Tertiary structure base pairs between D- and TpsiC-loops of Escherichia coli tRNA(Leu) play important roles in both aminoacylation and editing

Abstract

To ensure the fidelity of protein biosynthesis, aminoacyl-tRNA synthetases (aaRSs) must recognize the tRNA identity elements of their cognate tRNAs and discriminate their cognate amino acids from structurally similar ones through a proofreading (editing) reaction. For a better understanding of these processes, we investigated the role of tRNA(Leu) tertiary structure in the aminoacylation and editing reactions catalyzed by leucyl-tRNA synthetase (LeuRS). We constructed a series of Escherichia coli tRNA(Leu) mutated transcripts with alterations of the nucleotides involved in tertiary interactions. Our results revealed that any disturbance of the tertiary interaction between the tRNA(Leu) D- and TpsiC-loops affected both its aminoacylation ability and its ability to stimulate the editing reaction. Moreover, we found that the various tertiary interactions between the D- and TpsiC-loops (G18:U55, G19:C56 and U54:A58) functioned differently within the aminoacylation and editing reactions. In these two reactions, the role of base pair 19:56 was closely correlated and dependent on the hydrogen bond number.

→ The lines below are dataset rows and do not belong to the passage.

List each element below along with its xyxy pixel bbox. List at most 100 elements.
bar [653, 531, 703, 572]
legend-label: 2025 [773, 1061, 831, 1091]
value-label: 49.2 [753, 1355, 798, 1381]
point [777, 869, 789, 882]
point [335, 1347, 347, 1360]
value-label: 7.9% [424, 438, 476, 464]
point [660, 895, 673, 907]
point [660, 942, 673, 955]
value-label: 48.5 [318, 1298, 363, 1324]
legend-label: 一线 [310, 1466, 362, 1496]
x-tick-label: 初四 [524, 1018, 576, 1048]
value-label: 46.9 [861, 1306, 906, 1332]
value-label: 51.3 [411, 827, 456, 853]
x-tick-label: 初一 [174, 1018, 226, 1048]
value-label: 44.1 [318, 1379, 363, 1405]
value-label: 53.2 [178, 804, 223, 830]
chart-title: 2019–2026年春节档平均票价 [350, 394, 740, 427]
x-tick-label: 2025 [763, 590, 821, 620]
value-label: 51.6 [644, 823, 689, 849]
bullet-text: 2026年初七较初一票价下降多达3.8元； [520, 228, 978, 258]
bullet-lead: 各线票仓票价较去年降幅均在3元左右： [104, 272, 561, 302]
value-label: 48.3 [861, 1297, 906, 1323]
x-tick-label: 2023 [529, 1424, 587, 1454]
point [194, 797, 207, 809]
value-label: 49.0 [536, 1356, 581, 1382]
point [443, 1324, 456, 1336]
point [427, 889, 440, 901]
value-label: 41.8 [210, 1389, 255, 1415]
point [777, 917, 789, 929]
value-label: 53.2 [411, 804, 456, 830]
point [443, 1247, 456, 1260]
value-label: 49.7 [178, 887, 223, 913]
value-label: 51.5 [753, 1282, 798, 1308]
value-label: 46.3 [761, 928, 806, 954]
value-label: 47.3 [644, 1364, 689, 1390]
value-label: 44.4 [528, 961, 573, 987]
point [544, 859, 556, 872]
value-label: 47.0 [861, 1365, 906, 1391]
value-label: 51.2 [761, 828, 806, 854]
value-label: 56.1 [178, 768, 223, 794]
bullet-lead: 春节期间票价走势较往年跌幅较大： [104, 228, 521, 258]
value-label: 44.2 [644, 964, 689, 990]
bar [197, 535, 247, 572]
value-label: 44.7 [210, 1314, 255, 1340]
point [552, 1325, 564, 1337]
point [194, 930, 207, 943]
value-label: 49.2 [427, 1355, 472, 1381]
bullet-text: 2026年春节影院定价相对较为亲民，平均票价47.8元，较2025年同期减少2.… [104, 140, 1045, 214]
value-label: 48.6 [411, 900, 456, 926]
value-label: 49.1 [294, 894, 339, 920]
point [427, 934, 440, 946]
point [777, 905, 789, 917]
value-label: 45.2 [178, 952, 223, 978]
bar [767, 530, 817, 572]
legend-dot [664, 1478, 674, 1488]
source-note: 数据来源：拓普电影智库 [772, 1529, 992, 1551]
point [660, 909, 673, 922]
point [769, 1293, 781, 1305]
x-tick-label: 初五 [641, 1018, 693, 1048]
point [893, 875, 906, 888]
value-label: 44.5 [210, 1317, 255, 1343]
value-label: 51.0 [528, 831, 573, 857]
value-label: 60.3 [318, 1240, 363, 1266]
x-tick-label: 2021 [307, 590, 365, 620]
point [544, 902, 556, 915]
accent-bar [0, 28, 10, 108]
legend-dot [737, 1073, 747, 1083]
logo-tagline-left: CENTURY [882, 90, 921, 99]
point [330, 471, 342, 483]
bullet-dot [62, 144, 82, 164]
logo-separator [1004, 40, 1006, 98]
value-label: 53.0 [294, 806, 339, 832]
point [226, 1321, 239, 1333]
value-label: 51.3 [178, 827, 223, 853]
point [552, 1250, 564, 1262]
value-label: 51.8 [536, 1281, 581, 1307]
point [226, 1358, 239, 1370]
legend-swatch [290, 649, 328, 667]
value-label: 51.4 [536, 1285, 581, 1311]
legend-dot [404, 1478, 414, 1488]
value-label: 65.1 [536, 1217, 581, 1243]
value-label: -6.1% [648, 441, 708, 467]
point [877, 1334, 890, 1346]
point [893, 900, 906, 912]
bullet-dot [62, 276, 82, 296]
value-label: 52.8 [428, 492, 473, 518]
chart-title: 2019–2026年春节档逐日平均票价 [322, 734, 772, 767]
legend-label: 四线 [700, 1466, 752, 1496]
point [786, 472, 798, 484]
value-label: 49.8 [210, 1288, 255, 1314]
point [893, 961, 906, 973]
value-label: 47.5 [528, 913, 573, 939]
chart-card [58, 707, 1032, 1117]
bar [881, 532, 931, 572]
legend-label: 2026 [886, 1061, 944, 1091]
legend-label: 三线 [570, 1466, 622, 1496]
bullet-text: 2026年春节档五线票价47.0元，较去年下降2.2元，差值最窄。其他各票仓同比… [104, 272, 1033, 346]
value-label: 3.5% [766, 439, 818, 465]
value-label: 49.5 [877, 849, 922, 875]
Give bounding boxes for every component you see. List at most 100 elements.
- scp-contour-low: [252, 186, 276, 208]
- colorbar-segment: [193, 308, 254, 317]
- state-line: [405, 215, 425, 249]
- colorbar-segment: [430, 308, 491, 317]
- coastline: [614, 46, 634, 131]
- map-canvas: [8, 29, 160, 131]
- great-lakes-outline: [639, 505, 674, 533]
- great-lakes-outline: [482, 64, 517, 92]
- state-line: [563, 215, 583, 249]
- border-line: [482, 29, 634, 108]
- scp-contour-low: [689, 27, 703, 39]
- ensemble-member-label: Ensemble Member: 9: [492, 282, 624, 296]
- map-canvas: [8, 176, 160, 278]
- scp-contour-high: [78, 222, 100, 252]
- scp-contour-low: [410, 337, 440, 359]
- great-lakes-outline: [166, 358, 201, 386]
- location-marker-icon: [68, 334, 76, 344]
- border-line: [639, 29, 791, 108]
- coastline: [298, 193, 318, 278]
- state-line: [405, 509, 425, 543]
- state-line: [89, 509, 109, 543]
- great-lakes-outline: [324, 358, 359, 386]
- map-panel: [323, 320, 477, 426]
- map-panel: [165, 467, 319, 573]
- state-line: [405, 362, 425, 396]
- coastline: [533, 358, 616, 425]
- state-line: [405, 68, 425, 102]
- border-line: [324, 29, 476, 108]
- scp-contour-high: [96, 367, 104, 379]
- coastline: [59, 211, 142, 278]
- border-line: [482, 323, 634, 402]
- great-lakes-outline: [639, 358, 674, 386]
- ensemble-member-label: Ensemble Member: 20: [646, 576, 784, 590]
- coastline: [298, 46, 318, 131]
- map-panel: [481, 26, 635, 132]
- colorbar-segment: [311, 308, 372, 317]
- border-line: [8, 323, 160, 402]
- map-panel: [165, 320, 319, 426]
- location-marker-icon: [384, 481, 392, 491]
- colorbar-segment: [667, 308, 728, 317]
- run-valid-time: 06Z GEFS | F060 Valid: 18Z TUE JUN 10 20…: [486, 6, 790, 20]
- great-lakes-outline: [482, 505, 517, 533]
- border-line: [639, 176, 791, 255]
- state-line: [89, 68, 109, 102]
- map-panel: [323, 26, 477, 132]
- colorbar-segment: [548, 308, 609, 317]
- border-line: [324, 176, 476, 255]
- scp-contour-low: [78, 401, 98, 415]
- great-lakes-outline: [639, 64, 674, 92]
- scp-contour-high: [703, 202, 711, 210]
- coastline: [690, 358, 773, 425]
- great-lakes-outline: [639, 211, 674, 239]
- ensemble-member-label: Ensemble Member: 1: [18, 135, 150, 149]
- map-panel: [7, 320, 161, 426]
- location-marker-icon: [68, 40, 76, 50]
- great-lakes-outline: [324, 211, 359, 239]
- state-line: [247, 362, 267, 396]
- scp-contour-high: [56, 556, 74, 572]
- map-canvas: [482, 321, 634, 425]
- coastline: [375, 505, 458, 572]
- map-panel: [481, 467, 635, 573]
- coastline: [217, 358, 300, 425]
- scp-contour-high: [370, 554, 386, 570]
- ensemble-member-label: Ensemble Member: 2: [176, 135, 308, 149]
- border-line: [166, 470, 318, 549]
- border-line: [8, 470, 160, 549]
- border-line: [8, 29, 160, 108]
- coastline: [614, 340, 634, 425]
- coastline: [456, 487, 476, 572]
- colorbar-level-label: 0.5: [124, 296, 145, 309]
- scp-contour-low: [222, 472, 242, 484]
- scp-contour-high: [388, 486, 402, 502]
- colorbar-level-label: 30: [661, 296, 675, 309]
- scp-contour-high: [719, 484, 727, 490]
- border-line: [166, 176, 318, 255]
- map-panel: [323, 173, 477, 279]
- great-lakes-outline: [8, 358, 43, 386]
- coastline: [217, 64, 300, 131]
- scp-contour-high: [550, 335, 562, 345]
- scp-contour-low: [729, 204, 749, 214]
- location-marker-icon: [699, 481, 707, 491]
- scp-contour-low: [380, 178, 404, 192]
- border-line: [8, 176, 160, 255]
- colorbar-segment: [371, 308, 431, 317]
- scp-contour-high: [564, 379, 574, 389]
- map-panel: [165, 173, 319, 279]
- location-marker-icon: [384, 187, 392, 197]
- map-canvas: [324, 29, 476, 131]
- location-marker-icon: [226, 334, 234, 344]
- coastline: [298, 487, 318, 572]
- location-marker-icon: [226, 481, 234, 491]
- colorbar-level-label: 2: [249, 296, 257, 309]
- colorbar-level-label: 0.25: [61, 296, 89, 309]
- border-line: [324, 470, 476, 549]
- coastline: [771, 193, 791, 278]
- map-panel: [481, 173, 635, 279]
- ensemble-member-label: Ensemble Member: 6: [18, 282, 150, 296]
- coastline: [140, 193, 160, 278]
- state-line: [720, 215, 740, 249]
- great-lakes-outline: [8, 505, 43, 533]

In contrast, U54:A58 was more important in aminoacylation than in editing. Taken together, our results suggest that the elbow region of tRNA formed by the tertiary interactions between the D- and TpsiC-loops affects the interactions between tRNA and aaRS effectively both in aminoacylation and in editing.

Figure 1

The structure of tRNA^Leu. (A) The L-shaped tertiary structure based on tRNA^Phe. Dotted lines indicate the tertiary interactions. (B) The cloverleaf structure of transcripts and the mutants used in this study. Dotted arrows indicate the deletion mutations, Δ16U/17U, Δ18G/19G and Δ54U/55U. Asterisks indicate the double deletion mutation (Δ18G/19G–Δ54U/55U), triangles indicate the double substitution mutation (U19:A56) and diamonds indicate the double substitution mutation (C54:G58).

Figure 2

Proposed hydrogen bonding in the tertiary base pairs. (A) G18:U55. (B) A18:U55. (C) G18:A55. (D) G19:C56. (E) U19:C56. (F) G19:A56. (G) U19:A56. (H) U54:A58. (I) A54:A58. (J) C54:A58. (K) U54:G58. (L) C54:G58. Predicted hydrogen bonds are shown as dotted lines. Nitrogen atoms are shown as solid circles. R⁺ indicates that the ribose–phosphate chain is coming toward the reader, while R^– indicates that it is facing away from the reader.

Figure 3

The misaminoacylation of tRNA transcripts by E.coli LeuRS with isoleucine.

Figure 4

tRNA^Leu-dependent stimulation of ATP hydrolysis by E.coli LeuRS in the presence of norvaline. All the data were corrected against background ATP hydrolysis.

Figure 5

Combined comparison of the activities of tRNA^Leu mutants correlated with the substitution mutation at G18:U55, G19:C56 and U54:A58 in aminoacylation and editing reactions. The aminoacylation activity is the relative k_cat/K_m, and the editing activity is the relative ATP hydrolysis rate.